On June 27, 2016, in National Federation of Independent Business et al. v. Perez, et al., the U.S. District Court for the Northern District of Texas (Lubbock Division) issued a nationwide injunction preventing the U.S. Department of Labor (DOL) from implementing its revised “Persuader Rule,” which had been set to take effect on July 1, 2016. The Court found that NFIB and other plaintiffs established a substantial likelihood of success on their claims attacking the legality of the new rule. The decision is a major victory for employer groups challenging the DOL rule, and came less than a week after a federal court in Minnesota issued a ruling criticizing the DOL’s interpretation of the rule as “drawing lines that are simply incoherent.” Labnet, Inc. v.
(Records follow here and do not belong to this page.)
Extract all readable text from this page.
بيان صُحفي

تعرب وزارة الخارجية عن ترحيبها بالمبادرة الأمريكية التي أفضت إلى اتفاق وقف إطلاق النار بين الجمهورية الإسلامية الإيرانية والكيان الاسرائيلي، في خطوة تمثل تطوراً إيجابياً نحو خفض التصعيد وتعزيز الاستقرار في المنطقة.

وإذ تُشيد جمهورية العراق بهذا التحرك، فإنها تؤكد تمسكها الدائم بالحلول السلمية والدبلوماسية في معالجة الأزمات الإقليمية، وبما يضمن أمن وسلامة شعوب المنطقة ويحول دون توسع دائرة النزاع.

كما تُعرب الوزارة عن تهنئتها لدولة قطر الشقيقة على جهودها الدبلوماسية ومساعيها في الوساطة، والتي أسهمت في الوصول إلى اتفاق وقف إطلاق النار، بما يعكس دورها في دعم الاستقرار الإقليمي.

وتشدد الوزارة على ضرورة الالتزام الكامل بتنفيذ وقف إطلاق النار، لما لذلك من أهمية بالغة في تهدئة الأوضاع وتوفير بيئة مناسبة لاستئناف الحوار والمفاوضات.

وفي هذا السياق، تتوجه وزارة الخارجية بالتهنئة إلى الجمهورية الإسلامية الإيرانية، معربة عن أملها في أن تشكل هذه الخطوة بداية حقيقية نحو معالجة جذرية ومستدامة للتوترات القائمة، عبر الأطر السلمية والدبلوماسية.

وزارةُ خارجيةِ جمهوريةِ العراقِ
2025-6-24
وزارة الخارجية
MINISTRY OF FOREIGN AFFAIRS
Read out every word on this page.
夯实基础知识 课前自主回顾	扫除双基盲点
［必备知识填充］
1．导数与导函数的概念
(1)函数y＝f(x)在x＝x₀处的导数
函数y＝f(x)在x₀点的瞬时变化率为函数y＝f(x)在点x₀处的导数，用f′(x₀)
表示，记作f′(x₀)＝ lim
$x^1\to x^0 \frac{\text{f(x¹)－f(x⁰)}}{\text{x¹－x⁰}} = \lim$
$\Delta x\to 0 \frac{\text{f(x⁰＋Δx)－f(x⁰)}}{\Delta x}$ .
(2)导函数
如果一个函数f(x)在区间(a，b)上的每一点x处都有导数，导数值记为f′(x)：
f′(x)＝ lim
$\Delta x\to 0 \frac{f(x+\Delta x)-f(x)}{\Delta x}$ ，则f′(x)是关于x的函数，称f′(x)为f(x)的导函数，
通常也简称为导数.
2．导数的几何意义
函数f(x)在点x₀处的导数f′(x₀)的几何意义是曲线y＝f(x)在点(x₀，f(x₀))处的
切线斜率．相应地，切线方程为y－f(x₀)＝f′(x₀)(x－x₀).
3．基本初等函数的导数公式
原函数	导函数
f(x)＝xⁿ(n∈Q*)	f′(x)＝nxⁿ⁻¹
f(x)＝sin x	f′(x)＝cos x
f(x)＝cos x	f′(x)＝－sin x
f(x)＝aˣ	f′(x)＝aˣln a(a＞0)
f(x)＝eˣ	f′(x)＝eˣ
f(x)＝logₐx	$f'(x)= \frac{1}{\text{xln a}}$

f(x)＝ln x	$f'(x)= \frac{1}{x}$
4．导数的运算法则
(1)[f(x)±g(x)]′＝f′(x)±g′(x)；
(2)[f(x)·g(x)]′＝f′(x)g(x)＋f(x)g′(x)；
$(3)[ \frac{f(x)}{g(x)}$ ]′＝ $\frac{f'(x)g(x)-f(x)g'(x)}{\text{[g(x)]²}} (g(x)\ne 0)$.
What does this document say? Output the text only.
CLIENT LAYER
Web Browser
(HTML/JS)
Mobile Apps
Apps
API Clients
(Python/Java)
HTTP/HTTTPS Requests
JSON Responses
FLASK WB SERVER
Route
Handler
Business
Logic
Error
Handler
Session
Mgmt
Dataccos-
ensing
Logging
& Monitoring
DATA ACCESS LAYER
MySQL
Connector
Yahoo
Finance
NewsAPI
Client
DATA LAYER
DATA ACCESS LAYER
U.S. Department of Labor.
In April 2016, DOL modified its 54 year old “Persuader Rule,” which applies to communication with employees regarding union activity. The proposed revisions significantly restrict employer rights to be advised on how and what information can be disseminated to employees by providing burdensome reporting requirements on both the employer and the advisors -including attorneys – assisting the employer in responding to union organizing activity. Among other requirements, employers and their advisors would be required to publicly disclose how much was paid in fees for services provided.
The Texas court ruled that the plaintiffs were likely to succeed on their arguments that the rule violated the First Amendment, is unconstitutionally vague, and undermines the attorney-client privilege by eviscerating the long-standing “advice exemption, ” which allowed attorneys and their clients to avoid reporting obligations unless the attorneys had direct contact with employees. The court also ruled that the plaintiffs established that the rule will cause irreparable harm to employers and their advisors, while the DOL will suffer no harm from the “delay[ed] implementation of an invalid rule.” In fact , the court noted that DOL waited until five years after it first proposed the rule to finalize it, undercutting the argument that it would suffer any harm as a result of any delayed implementation of the rule.
At this point, it seems likely that DOL will appeal the court’s ruling, so the fight is far from over. But for the time being, at least, employers can continue to freely engage counsel and consultants to assist in combatting union organizing attempts and to provide their managers with guidance on rights and responsibilities under the National Labor Relations Act.